Hard Sayings of Jesus. By F. F. Bruce. Downers Grove, IL: InterVarsity Press, 1983. 265 pp. Paper, $10.99.
The obvious purpose of F. F. Bruce’s Hard Sayings of Jesus, is to make difficult teachings of Jesus easier to understand. Yet, Bruce’s theology makes them impenetrable. Don’t misunderstand, the bookdoes offer some valuable insights. Bruce’s historical and cultural knowledge is often illuminating. But his theological bias dominates his interpretations and makes many hard sayings even harder.
One example of this is in chapter 48, where Bruce discusses Mark 10:25, “It is easier for a camel to go through the eye of a needle than for a rich man to enter the kingdom of God.” Referring to the rich man, he writes, “His record in keeping the commandments was unimpeachable…and Jesus said nothing to suggest that his claim was exaggerated. But, to test the strength of his commitment, Jesus bade him to sell his property and distribute the proceeds among the poor (p. 180, emphasis mine).
This approach is especially dangerous because it leads to a works or Lordship approach to salvation. Bruce doesn’t see Jesus exposing the rich man’s total inability—and thus his need for a Savior. No, he feels that even the disciples “had not realized, perhaps, just how stringent the terms of entry into the kingdom were—and are” (p. 181).

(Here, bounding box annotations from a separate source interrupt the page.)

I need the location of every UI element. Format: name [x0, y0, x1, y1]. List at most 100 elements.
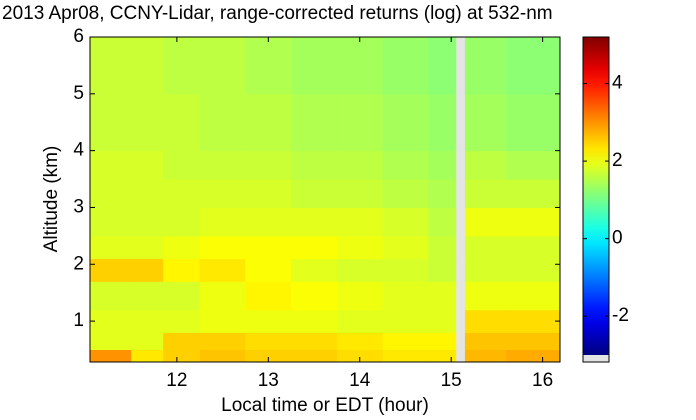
heat-cell [506, 235, 561, 260]
heat-cell [131, 207, 164, 237]
heat-cell [428, 207, 457, 237]
heat-cell [506, 309, 561, 333]
colorbar-tick-label: 4 [612, 73, 623, 94]
heat-cell [464, 179, 507, 208]
y-tick-label: 2 [73, 253, 84, 274]
heat-cell [506, 150, 561, 180]
heat-cell [245, 281, 292, 311]
heat-cell [90, 258, 132, 282]
heat-cell [382, 207, 429, 237]
heat-cell [336, 179, 384, 208]
heat-cell [506, 349, 561, 363]
x-axis-label: Local time or EDT (hour) [221, 395, 429, 416]
heat-cell [163, 235, 201, 260]
heat-cell [464, 258, 507, 282]
colorbar-tick-label: 0 [612, 228, 623, 249]
heat-cell [428, 258, 457, 282]
heat-cell [245, 235, 292, 260]
heat-cell [428, 179, 457, 208]
heat-cell [506, 37, 561, 95]
heat-cell [90, 235, 132, 260]
colorbar-tick-label: 2 [612, 150, 623, 171]
heat-cell [199, 309, 246, 333]
heat-cell [291, 349, 338, 363]
heat-cell [131, 93, 164, 152]
heat-cell [131, 332, 164, 350]
heat-cell [90, 207, 132, 237]
heat-cell [90, 349, 132, 363]
heat-cell [464, 332, 507, 350]
heat-cell [163, 37, 201, 95]
heat-cell [506, 281, 561, 311]
heat-cell [131, 179, 164, 208]
colorbar-nan [583, 355, 609, 362]
heat-cell [506, 258, 561, 282]
heat-cell [291, 235, 338, 260]
heat-cell [464, 281, 507, 311]
heat-cell [336, 37, 384, 95]
heat-cell [245, 150, 292, 180]
x-tick-label: 14 [349, 370, 371, 391]
colorbar-frame [582, 36, 610, 363]
heat-cell [199, 281, 246, 311]
y-tick-label: 4 [73, 140, 84, 161]
heat-cell [382, 309, 429, 333]
heat-cell [163, 93, 201, 152]
heat-cell [382, 93, 429, 152]
heat-cell [382, 349, 429, 363]
heat-cell [382, 37, 429, 95]
heat-cell [428, 332, 457, 350]
heat-cell [245, 258, 292, 282]
heat-cell [163, 207, 201, 237]
heat-cell [291, 93, 338, 152]
heat-cell [199, 207, 246, 237]
heat-cell [163, 309, 201, 333]
y-tick-label: 1 [73, 310, 84, 331]
heat-cell [199, 150, 246, 180]
heat-cell [428, 235, 457, 260]
heat-cell [163, 349, 201, 363]
heat-cell [464, 349, 507, 363]
heat-cell [464, 309, 507, 333]
heat-cell [90, 93, 132, 152]
heat-cell [199, 37, 246, 95]
heat-cell [131, 37, 164, 95]
heat-cell [382, 281, 429, 311]
heat-cell [199, 332, 246, 350]
heat-cell [131, 235, 164, 260]
heat-cell [464, 93, 507, 152]
heat-cell [131, 281, 164, 311]
heat-cell [245, 93, 292, 152]
y-axis-label: Altitude (km) [41, 146, 62, 253]
heat-cell [382, 150, 429, 180]
heat-cell [428, 150, 457, 180]
heat-cell [336, 150, 384, 180]
heat-cell [131, 258, 164, 282]
heat-cell [291, 258, 338, 282]
heat-cell [291, 37, 338, 95]
heat-cell [90, 37, 132, 95]
y-tick-label: 3 [73, 196, 84, 217]
heat-cell [291, 281, 338, 311]
heat-cell [90, 179, 132, 208]
heat-cell [291, 309, 338, 333]
heat-cell [382, 332, 429, 350]
colorbar [583, 37, 609, 355]
heat-cell [163, 258, 201, 282]
heat-cell [464, 235, 507, 260]
heat-cell [199, 235, 246, 260]
heat-cell [163, 179, 201, 208]
heat-cell [336, 281, 384, 311]
heat-cell [428, 309, 457, 333]
heat-cell [163, 150, 201, 180]
heat-cell [382, 235, 429, 260]
heat-cell [336, 93, 384, 152]
colorbar-tick-label: -2 [612, 305, 629, 326]
heat-cell [336, 332, 384, 350]
plot-frame [89, 36, 561, 363]
heat-cell [336, 349, 384, 363]
heat-cell [336, 235, 384, 260]
heat-cell [199, 349, 246, 363]
heat-cell [428, 281, 457, 311]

Jesus’ explanation of Mark 10:24 “How hard it is for those who trust in riches to enter the kingdom of God” (contained in the vast majority of manuscripts) is explained away. Bruce writes, “This could be an attempt to soften the hardness of his words, making it possible for a reader to comfort himself with the thought; ‘I have riches, indeed, but I do not trust in them: I am all right.’” However, the problem was exactly what Jesus said. People naturally trust in themselves, their goodness, their merit, not in Christ Jesus, for salvation. Increased wealth can lead to increased self-dependence and self-righteousness.
Another example of Bruce’s theological bias appears when he quotes an epigram translated “Believe, and thou hast eaten,” to explain how we should respond to Jesus as the Bread of life (p. 24). Bruce then goes on to cite favorably the interpretation of Bernard of Clairvaux: “Bernard expounds the words ‘he who eats my flesh and drinks my blood has eternal life’ as meaning: ‘He who reflects on my death, and after my example mortifies his members which are on earth, has eternal life’—in other words, If you suffer with me, you will also reign with me” (italics mine). Thus Bruce appears to agree that mortifying one’s members and suffering are part of believing. But this kind of interpretation torpedoes the grace of God. It is salvation by works, not by grace.
These are but two examples of the author’s approach. But they are illustrative of his grid. Bruce equates the demands of the Gospel with the demands of discipleship, and believing with good works. By doing so, he misleads people to believe a “gospel” that is not good news at all.